Achttiende eeuwse woonhuizen

Amsterdam (18e eeuw); Grachtenhuizen, Hofjes; Steden in de Republiek (1600 - 1700)
Boven: De bezorging van de groenten (1818), schilderij van Adriaen de Lelie (1755 - 1820)

In de 18e eeuw waren de bolpoten verdwenen. De tafels, stoelen en kasten stonden nu op sierlijk gekromde poten. De stoelen waarop je nu veel gemakkelijker zit dan vroeger, stonden tegen de muren. Als er bezoek kwam, zette de huisknecht een aantal stoelen om de kleine salontafel. 's Winters stonden ze dicht bij de schoorsteen. De schoorsteen veranderde ook van vorm. Er brandde nu een kolenvuurtje in de stookplaats. Dat nam minder plaats in dan hout- of turfvuur, zodat men de stookplaats smaller en lager kon maken. Boven de schoorsteen hing meestal een grote spiegel. Als je daarin keek, zag je de héle kamer nóg eens en leek hij veel groter. Boven die spiegel was vaak nog plaats voor een schilderij in een zwaar vergulde lijst. 

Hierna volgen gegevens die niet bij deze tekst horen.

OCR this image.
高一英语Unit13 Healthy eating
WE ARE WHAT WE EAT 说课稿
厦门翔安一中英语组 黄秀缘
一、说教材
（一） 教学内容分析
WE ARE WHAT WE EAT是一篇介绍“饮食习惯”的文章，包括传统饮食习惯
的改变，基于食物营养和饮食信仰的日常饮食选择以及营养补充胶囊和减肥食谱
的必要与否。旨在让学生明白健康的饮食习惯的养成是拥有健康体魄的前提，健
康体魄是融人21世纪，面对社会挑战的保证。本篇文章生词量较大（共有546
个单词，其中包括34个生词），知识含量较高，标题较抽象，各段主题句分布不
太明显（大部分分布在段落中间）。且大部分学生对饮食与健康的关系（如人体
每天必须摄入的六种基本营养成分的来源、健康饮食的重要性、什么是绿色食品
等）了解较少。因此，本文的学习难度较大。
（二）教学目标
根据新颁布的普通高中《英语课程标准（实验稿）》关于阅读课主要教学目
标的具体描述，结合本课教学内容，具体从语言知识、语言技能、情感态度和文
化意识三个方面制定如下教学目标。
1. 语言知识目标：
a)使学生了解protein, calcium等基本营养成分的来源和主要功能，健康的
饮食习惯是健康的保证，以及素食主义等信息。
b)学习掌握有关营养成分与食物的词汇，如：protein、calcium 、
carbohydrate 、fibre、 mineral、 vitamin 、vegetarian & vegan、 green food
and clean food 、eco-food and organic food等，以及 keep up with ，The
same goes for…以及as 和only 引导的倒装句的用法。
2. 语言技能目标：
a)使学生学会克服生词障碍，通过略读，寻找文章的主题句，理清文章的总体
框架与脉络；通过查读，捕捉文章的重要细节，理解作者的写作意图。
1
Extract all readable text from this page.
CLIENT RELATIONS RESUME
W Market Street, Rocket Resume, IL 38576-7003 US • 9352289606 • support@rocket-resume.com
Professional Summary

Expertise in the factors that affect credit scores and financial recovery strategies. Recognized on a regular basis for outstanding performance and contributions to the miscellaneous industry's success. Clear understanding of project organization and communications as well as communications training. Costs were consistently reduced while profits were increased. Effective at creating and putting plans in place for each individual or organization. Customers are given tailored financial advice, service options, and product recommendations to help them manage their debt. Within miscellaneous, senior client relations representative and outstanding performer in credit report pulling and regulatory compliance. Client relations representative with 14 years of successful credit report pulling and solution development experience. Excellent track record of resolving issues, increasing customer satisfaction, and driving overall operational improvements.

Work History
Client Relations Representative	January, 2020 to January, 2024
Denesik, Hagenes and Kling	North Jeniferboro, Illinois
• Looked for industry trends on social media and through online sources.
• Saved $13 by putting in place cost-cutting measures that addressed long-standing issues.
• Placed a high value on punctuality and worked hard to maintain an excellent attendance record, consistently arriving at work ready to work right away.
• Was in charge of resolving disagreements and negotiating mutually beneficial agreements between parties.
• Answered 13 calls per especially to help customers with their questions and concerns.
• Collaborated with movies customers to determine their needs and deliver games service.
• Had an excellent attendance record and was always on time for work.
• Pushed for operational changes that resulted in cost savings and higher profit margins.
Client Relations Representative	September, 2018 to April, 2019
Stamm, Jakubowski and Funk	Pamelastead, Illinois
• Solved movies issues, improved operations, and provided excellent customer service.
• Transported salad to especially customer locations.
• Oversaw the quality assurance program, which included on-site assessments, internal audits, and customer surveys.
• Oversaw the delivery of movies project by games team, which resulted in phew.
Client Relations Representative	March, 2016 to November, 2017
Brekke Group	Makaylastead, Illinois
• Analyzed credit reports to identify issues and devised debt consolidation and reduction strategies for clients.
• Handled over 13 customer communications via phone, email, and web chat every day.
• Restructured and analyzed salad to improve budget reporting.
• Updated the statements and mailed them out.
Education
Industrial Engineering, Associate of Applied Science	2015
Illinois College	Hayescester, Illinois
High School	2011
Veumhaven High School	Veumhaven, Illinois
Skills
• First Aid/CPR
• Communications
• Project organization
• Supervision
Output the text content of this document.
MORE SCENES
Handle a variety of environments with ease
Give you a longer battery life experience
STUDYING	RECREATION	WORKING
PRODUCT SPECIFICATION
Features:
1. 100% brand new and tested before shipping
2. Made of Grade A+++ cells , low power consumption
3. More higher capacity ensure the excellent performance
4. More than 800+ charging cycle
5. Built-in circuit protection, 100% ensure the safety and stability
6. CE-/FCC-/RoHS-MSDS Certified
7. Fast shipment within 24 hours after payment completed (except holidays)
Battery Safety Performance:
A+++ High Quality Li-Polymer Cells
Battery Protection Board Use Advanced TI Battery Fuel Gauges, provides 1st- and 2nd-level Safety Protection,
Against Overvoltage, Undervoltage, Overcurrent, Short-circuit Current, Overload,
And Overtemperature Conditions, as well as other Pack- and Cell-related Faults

De huizen van de regenten waren groot en bewerkelijk. Omdat alleen in de keuken een waterpomp was, moest de meid dagelijks vele emmers water naar de bovenverdiepingen sjouwen om er te kunnen schoonmaken. De stofzuiger, het gasfornuis en de koelkast bestonden toen nog niet. Daarom was er in zo'n huis veel personeel nodig. Alleen al in de keuken waren de hele dag drie of vier bedienden aan het werk. Bovendien had een regent een huisknecht en een koetsier in dienst en had mevrouw een kamermeisje. Een deel van het personeel woonde onder de woning van "mijnheer". Zodoende lag zijn woonkamer boven de begane grond en had hij er een mooi uitzicht op de straat of de gracht.

Hoe de meer welgestelde Nederlanders in de 18de eeuw woonden, wordt treffend afgebeeld op dit schilderij van de Dordtse kunstenaar Abraham van Strij. Op de tafel ligt een Perzisch tapijt zoals indertijd veel huishoudens die hadden. Tegen de kou heeft de bijbellezende vrouw een deken over haar benen. Op de achtergrond de Grote Kerk van Dordrecht.